“Be sure there is gasoline enough, Tom. That Stazy doesn’t spread a foot of canvas, and we are not likely to find a gas station out there in the ocean, the way we did in the hills of Massachusetts.”

“Don’t fear, Miss Fidget,” he rejoined. “Are you all game?”

They were. The girls went to “doll up,” to quote the slangy Tom, for Reef Harbor was one of the most fashionable of Maine coast resorts and the knockabout clothing they had been wearing at Beach Plum Point would never do at the Harbor hotels.

The Stazy was a comfortable and fast motor-yacht. As to her sea-worthiness even Tom could not say, but she looked all right. And to the eyes of the members of Ruth Fielding’s party there was no threat of bad weather. So why worry about the pleasure-craft’s balance and her ability to sail the high seas?

“It is only a short run, anyway,” Tom said.

As for Colonel Marchand, he had not the first idea about ships or sailing. He admitted that only continued fair weather and a smooth sea had kept him on deck coming over from France with Jennie and Helen.

At the present time he and Jennie Stone were much too deeply engrossed in each other to think of anything but their own two selves. In a fortnight now, both the Frenchman and Tom would have to return to the battle lines. And they were, deep in their hearts, eager to go back; for they did not dream at this time that the German navy would revolt, that the High Command and the army had lost their morale, and that the end of the Great War was near.

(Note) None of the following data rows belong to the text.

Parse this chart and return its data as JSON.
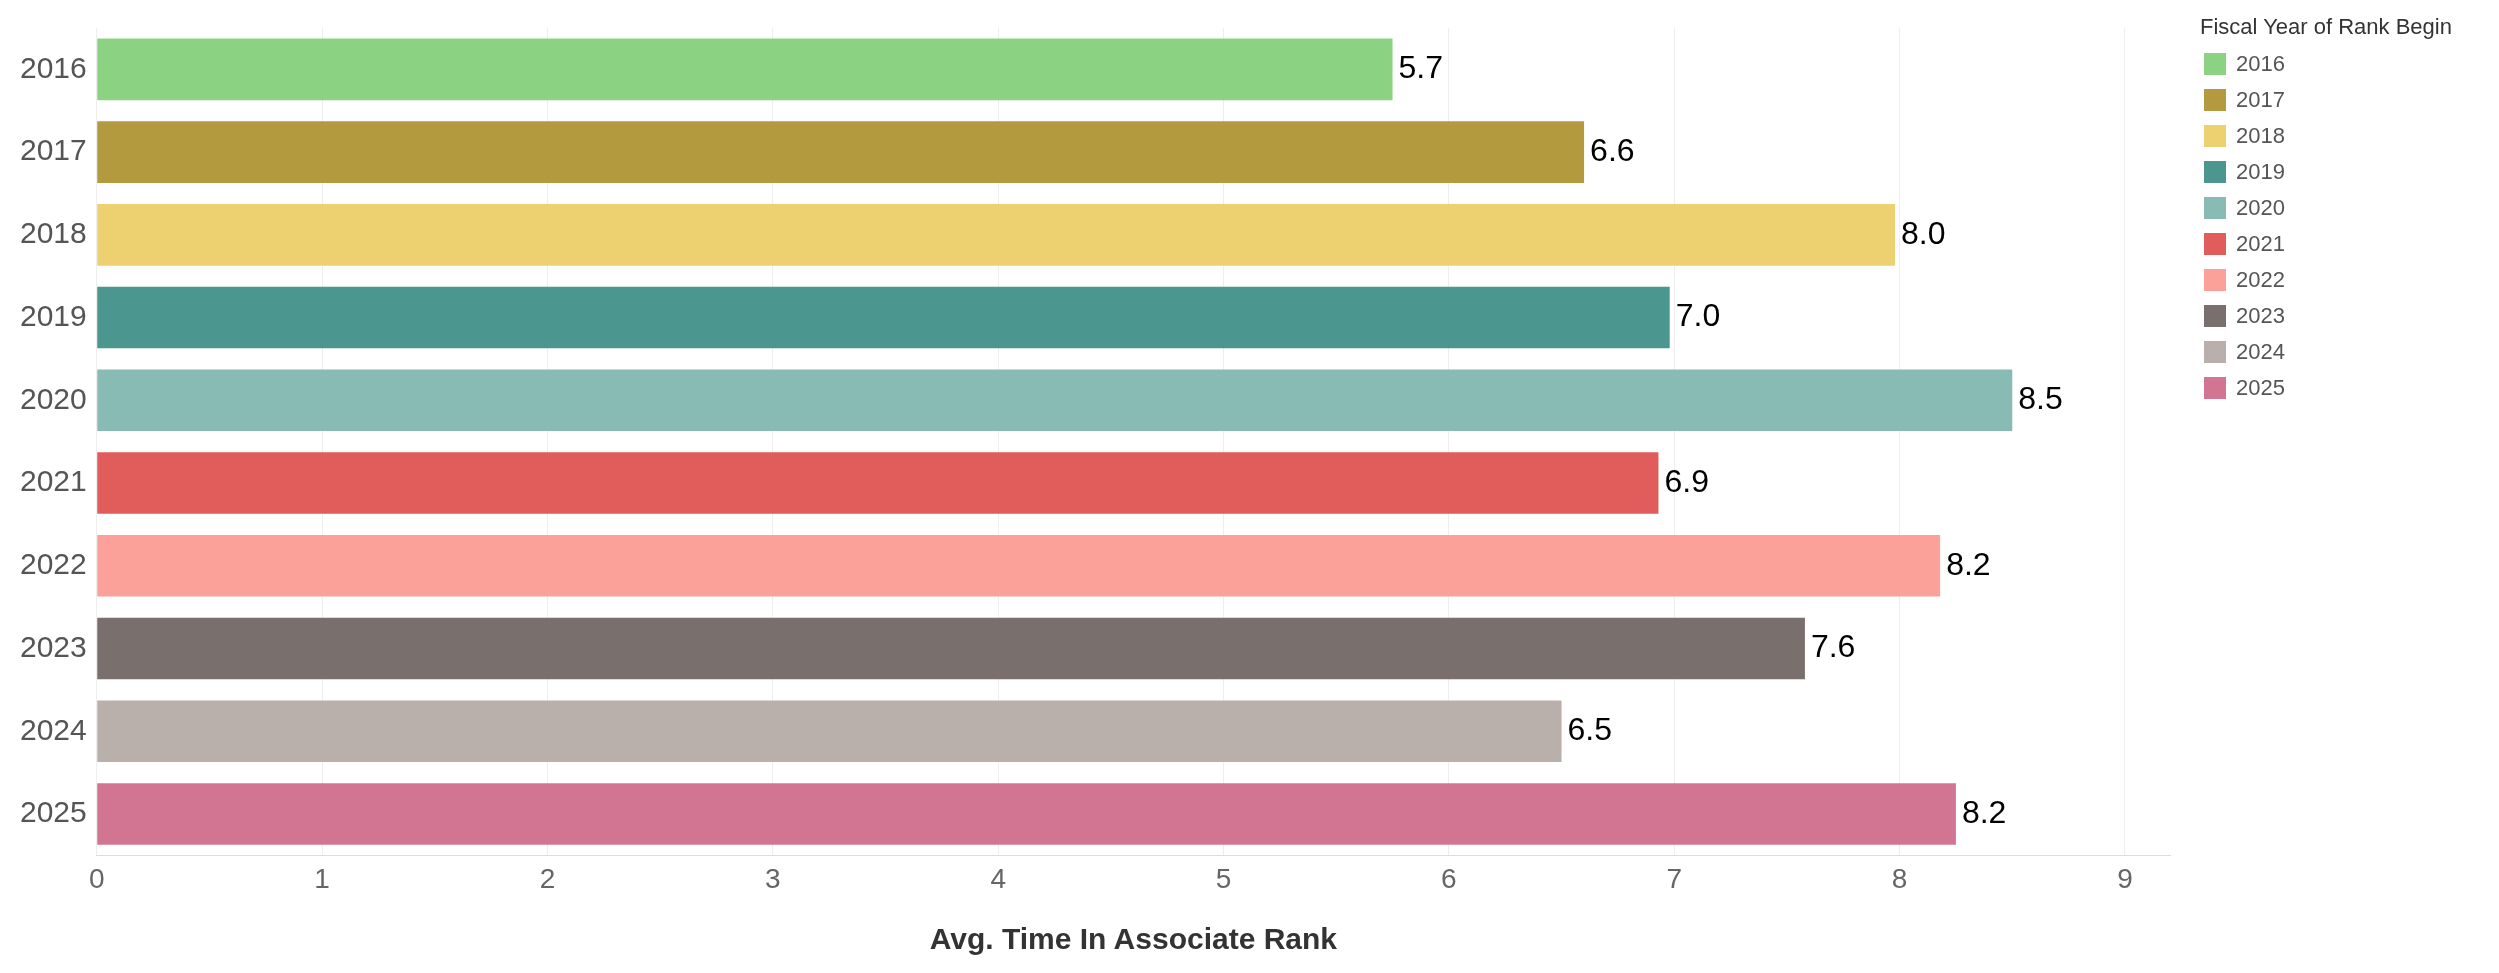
{
  "chart_data": {
    "type": "bar",
    "orientation": "horizontal",
    "xlabel": "Avg. Time In Associate Rank",
    "legend_title": "Fiscal Year of Rank Begin",
    "categories": [
      "2016",
      "2017",
      "2018",
      "2019",
      "2020",
      "2021",
      "2022",
      "2023",
      "2024",
      "2025"
    ],
    "series": [
      {
        "name": "2016",
        "color": "#8bd383",
        "values": [
          5.75,
          null,
          null,
          null,
          null,
          null,
          null,
          null,
          null,
          null
        ],
        "value_labels": [
          "5.7",
          null,
          null,
          null,
          null,
          null,
          null,
          null,
          null,
          null
        ]
      },
      {
        "name": "2017",
        "color": "#b39a3e",
        "values": [
          null,
          6.6,
          null,
          null,
          null,
          null,
          null,
          null,
          null,
          null
        ],
        "value_labels": [
          null,
          "6.6",
          null,
          null,
          null,
          null,
          null,
          null,
          null,
          null
        ]
      },
      {
        "name": "2018",
        "color": "#edd170",
        "values": [
          null,
          null,
          7.98,
          null,
          null,
          null,
          null,
          null,
          null,
          null
        ],
        "value_labels": [
          null,
          null,
          "8.0",
          null,
          null,
          null,
          null,
          null,
          null,
          null
        ]
      },
      {
        "name": "2019",
        "color": "#4b968f",
        "values": [
          null,
          null,
          null,
          6.98,
          null,
          null,
          null,
          null,
          null,
          null
        ],
        "value_labels": [
          null,
          null,
          null,
          "7.0",
          null,
          null,
          null,
          null,
          null,
          null
        ]
      },
      {
        "name": "2020",
        "color": "#87bbb4",
        "values": [
          null,
          null,
          null,
          null,
          8.5,
          null,
          null,
          null,
          null,
          null
        ],
        "value_labels": [
          null,
          null,
          null,
          null,
          "8.5",
          null,
          null,
          null,
          null,
          null
        ]
      },
      {
        "name": "2021",
        "color": "#e05d5b",
        "values": [
          null,
          null,
          null,
          null,
          null,
          6.93,
          null,
          null,
          null,
          null
        ],
        "value_labels": [
          null,
          null,
          null,
          null,
          null,
          "6.9",
          null,
          null,
          null,
          null
        ]
      },
      {
        "name": "2022",
        "color": "#fca19a",
        "values": [
          null,
          null,
          null,
          null,
          null,
          null,
          8.18,
          null,
          null,
          null
        ],
        "value_labels": [
          null,
          null,
          null,
          null,
          null,
          null,
          "8.2",
          null,
          null,
          null
        ]
      },
      {
        "name": "2023",
        "color": "#796f6c",
        "values": [
          null,
          null,
          null,
          null,
          null,
          null,
          null,
          7.58,
          null,
          null
        ],
        "value_labels": [
          null,
          null,
          null,
          null,
          null,
          null,
          null,
          "7.6",
          null,
          null
        ]
      },
      {
        "name": "2024",
        "color": "#bab0ab",
        "values": [
          null,
          null,
          null,
          null,
          null,
          null,
          null,
          null,
          6.5,
          null
        ],
        "value_labels": [
          null,
          null,
          null,
          null,
          null,
          null,
          null,
          null,
          "6.5",
          null
        ]
      },
      {
        "name": "2025",
        "color": "#d27593",
        "values": [
          null,
          null,
          null,
          null,
          null,
          null,
          null,
          null,
          null,
          8.25
        ],
        "value_labels": [
          null,
          null,
          null,
          null,
          null,
          null,
          null,
          null,
          null,
          "8.2"
        ]
      }
    ],
    "xlim": [
      0,
      9.2
    ],
    "xticks": [
      0,
      1,
      2,
      3,
      4,
      5,
      6,
      7,
      8,
      9
    ],
    "grid": "x",
    "legend": "top right"
  }
}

Within Tom’s specified hour the party got under way, boarding the Stazy from a small boat that came to the camp dock for them. It was not until the yacht was gone with Ruth Fielding and her party that Mr. Hammond set on foot the investigation he had determined upon the night before.

The president of the Alectrion Film Corporation thought a great deal of the girl of the Red Mill. Their friendship was based on something more than a business association. But he knew, too, that after her recent experiences in France and elsewhere, her health was in rather a precarious state.

At least, he was quite sure that Ruth’s nerves were “all out of tune,” as he expressed it, and he believed she was not entirely responsible for what she had said.